There is a serious risk of numbers taking off again, unless ministers get a grip


December 31, 2019

The Prime Minister and Home Secretary have both suggested that lower-skilled migration will fall under an Australian style system.

And just days before the general election the Prime Minister undertook to get immigration down.

A new study (MW470 - The Prime Minister’s pledge on immigration after Brexit) by Migration Watch UK shows that it will take all his determination and commitment to achieve this outcome.

Major decisions on immigration are now imminent and the government are already coming under strong pressure from the many groups that have been profiting from the massive levels of immigration that Labour let loose and the Conservatives have, so far, failed three times to reduce.

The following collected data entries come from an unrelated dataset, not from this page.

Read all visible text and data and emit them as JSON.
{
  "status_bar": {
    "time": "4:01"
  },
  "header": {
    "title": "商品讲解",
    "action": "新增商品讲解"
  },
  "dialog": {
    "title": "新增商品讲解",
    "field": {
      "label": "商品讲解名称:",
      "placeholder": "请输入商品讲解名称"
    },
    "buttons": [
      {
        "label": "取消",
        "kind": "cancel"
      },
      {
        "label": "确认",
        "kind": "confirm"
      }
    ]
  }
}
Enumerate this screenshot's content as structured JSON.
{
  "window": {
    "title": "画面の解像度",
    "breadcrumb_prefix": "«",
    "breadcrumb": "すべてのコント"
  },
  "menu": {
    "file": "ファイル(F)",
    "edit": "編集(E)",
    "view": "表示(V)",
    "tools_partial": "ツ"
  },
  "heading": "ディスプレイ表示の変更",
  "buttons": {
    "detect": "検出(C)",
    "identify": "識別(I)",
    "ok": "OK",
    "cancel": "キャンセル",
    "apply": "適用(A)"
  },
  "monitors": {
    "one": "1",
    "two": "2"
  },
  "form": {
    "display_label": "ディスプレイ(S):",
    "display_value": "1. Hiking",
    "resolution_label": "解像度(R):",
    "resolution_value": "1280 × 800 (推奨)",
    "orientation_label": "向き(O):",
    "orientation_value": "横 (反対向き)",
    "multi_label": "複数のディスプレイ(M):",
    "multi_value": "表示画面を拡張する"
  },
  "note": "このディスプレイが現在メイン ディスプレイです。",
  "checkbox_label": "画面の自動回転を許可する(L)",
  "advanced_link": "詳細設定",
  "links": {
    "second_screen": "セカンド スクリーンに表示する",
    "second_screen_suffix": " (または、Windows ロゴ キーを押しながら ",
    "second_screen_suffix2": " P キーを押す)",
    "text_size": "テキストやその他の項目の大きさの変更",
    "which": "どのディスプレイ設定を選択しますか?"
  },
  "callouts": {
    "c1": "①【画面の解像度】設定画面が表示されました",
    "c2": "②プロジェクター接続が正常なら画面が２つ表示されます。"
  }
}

The risk, as our study shows, is that an ill-thought out immigration system, points-based or not, will scupper the government’s pledge to take control of, and reduce, immigration after Brexit, were it to cave in to demands that work permits should be widened to include semi-skilled workers from all over the world and to continuing large inflows from the EU.

Such changes would expose between six and nine million UK jobs to new or increased global competition.

Unless the government exercises great caution, especially in the early stages, numbers could well rise sharply. This would be the very opposite of what most people want to happen – notably in marginal constituencies, where 64% see the level of immigration as a major public concern (Deltapoll, November 2019).

While the end of free movement could mean a fall in the number of EU workers taking up lower-skilled jobs, a consequence of the extension of skilled work permits would be to counter the effect through: the expansion of the youth mobility scheme to EU countries; abuse and a failure of enforcement linked to the introduction of a ‘temporary’ route for workers at all skill levels.

Any constraining measures on immigration would be further weakened by a loosening of visa arrangements for non-EU workers such as: the abolition of the cap on work permits, abandoning the skills threshold for work permits (from graduate level to A-Level) and the reduction of the salary threshold from £30,000 – possibly to as low as £21,000, as well as the inclusion of greater access for workers as part of future trade agreements.

Migration Watch UK is calling for:

  • an Australian style annual cap on the number of skilled visas - a policy supported by 71% of the public.
  • maintaining the current skill and salary requirements for skilled work permits.
  • suspension of specific schemes to bring in low-skilled workers except for Seasonal Agricultural Workers recently increased to 10,000 per year.

Commenting, Alp Mehmet, Chairman of Migration Watch UK, said:

The electorate, including those who don’t usually vote Conservative, will expect Boris Johnson to keep his word on reducing immigration but an Australian points-based system is not in itself the magic wand that will do it.

The wand has to be waved in a way suited to UK needs if immigration numbers are not to spin out of control again. Should they fail to deliver yet again, the Conservatives’ credibility will be shot with the public and it won’t be just to their new supporters that they could be saying goodbye.